We are what we think.
All that we are arises with our thoughts,
with our thoughts we make the world.
Several years ago, I bought a wall hanging with this saying on it. At the time I was surprised that the Buddha had figured out the relationship between our thoughts and our emotions/reality as described by Albert Ellis and Aaron Beck and the 20th-century forerunners and founders of CBT (Cognitive Behavioral Therapy). The Buddha understood the relationship between thoughts and emotions without relying on research!! The cornerstone of CBT is that our emotions and reactions are derived from our thoughts. If we want to change our emotions or reactions, we start by changing thoughts that are not factual, not balanced, or not otherwise useful. CBT calls these kinds of thoughts distorted.
The CBT model teaches people how to restructure distorted thoughts into fact-based, balanced, and helpful ways of understanding an event, ourselves, and the world. The Buddha reminds us that our thoughts are powerful. Like the Buddha, many modern scientists and philosophers believe that our mind is the most powerful part of who we are as human beings. Both the Buddha and CBT invite us to be responsible about how we think about ourselves, others, and the world. Because, it is “with [these] thoughts that we make [our] world,” we create so much of our own reality.
Our own worst enemy cannot harm us as much as our unwise thoughts.
No one can help us as much as her own compassionate thoughts.Buddha’s Little Instruction Book, Jack Kornfield (1994)

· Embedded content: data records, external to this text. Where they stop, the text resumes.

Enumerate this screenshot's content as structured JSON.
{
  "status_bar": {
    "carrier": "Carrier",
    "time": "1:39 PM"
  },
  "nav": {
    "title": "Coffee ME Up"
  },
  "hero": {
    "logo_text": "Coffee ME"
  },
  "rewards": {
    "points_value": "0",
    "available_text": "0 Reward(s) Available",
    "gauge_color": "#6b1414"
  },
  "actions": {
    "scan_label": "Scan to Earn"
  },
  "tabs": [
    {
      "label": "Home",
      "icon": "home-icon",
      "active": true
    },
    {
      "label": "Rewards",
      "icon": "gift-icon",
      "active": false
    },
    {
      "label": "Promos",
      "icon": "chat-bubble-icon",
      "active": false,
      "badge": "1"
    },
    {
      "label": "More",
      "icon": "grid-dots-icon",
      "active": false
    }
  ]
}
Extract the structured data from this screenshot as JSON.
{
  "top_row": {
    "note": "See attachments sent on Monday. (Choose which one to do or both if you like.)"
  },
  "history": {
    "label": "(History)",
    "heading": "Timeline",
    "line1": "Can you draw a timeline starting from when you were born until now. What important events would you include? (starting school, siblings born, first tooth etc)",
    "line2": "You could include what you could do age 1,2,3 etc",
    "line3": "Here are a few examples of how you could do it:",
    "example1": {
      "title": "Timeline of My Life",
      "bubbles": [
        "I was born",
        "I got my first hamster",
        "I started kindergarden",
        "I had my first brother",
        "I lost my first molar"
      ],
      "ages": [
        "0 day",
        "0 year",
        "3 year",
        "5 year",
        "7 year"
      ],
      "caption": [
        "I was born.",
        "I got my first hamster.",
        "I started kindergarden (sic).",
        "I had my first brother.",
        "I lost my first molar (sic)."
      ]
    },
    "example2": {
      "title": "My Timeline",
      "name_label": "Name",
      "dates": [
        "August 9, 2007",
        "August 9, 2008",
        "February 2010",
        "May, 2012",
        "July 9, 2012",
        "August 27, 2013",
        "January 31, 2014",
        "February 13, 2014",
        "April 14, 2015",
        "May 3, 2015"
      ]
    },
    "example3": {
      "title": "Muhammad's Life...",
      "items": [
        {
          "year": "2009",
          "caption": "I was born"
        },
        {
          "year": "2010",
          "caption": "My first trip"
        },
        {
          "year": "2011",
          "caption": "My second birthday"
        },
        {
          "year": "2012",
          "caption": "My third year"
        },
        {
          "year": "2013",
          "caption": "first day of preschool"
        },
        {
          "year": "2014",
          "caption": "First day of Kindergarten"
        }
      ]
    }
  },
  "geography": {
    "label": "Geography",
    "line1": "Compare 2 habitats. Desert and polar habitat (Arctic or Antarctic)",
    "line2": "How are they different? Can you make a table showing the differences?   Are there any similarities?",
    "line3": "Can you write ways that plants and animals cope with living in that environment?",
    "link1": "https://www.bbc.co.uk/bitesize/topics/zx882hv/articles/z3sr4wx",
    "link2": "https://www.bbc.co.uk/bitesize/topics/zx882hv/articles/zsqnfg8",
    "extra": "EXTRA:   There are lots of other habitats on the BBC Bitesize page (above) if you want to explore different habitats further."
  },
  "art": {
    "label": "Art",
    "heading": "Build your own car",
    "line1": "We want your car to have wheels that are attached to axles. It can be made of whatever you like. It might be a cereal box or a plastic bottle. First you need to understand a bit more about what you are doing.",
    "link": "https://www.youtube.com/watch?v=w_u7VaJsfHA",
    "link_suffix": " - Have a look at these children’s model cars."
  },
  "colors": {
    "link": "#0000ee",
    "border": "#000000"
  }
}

The Buddha talks about unwise thoughts in a way that sounds like CBT’s distortions. Specifically, what we say to and think about ourselves profoundly affects us. For those whose thoughts go to harsh judgments and criticisms about who we are, how we look, what we said, what we did, what we should have said and done . . . (you get the picture), life feels small, constrained, dark, and very painful. The Buddha reminds us that that these negative and distorted ways of speaking to and thinking about ourselves and the world cause us more suffering and destruction than our worst enemy can.
The really good news is the reverse. When we bring compassion and balance into what we say to and think about ourselves and the world, great health and healing occur. The Buddha indicates that no external source can be as helpful and powerful as us speaking truthfully to ourselves with compassion. Some examples of health and healing are
- Our mood improves
- Our self-esteem improves
- We become less irritated and impatient with others
- We respond to events with more balance
People just feel better about themselves and their lives. CBT uses the vocabulary of factual, balanced, and helpful thoughts; Buddhism uses the vocabulary of compassion toward ourselves and others. However we get there it is a great place to be!!
A day spent judging another is a painful day.The day spent judging yourself is a painful day.
You don’t have to believe your judgments; they’re simply an old habit.Buddha’s Little Instruction Book, Jack Kornfield (1994)
Judgments are labels we put on things, most often with a pejorative meaning. We use judgments as a way to see ourselves as better than or less than others, instead of seeing the humanity in everyone. Judgments lack compassion and curiosity, a pair worth noting. DBT (Dialectical Behavioral Therapy) is a therapy model related to CBT, but it addresses judgments and judgmental thinking. DBT introduces the state of mind—Wise Mind, which is the balance between emotional thinking and rational thinking. DBT specifically teaches that when we are in a Wise Mind state of being, we are being non-judgmental. CBT and DBT state that we are not our thoughts. Our thoughts are separate from us. We experience and can observe our thoughts; they come and go, and we can let the ineffective, not useful thoughts go.
Words have the power to destroy or heal.
When words are both true and kind, they can change our world.Buddha’s Little Instruction Book, Jack Kornfield (1994)
From our thoughts to our words, the same observations apply. Just as we are encouraged to be responsible with our thoughts about ourselves and others, so too are we reminded to use our words with care when we speak with others. And no hiding behind the defense that anything can be said if it’s “true”! Truth is always to be tempered with kindness, another notable pair. The Buddha reminds us that when we bring together truth and kindness, change to ourselves and the world can occur.
In the introduction to Jack Kornfield’s book Bringing Home the Dharma: Awakening Right Where You Are (2012),Daniel J. Siegal, M.D., a well-published neuroscientist, described Buddhism as “a science of mind and method of healing.” Siegal further explained, “I encountered Buddhism as a system of thought and understanding devoted to alleviating mental pain . . . and linking the mindful brain with the wise heart.” I rest my case, Before CBT (and DBT) there was the Buddha!!
Linda is a certified IFS therapist and also has extensive training in Somatic Experienced–based therapy and Dialectical Behavior Therapy. She has a great deal of experience working with those struggling with eating disorders, depression, trauma, and other life stressors.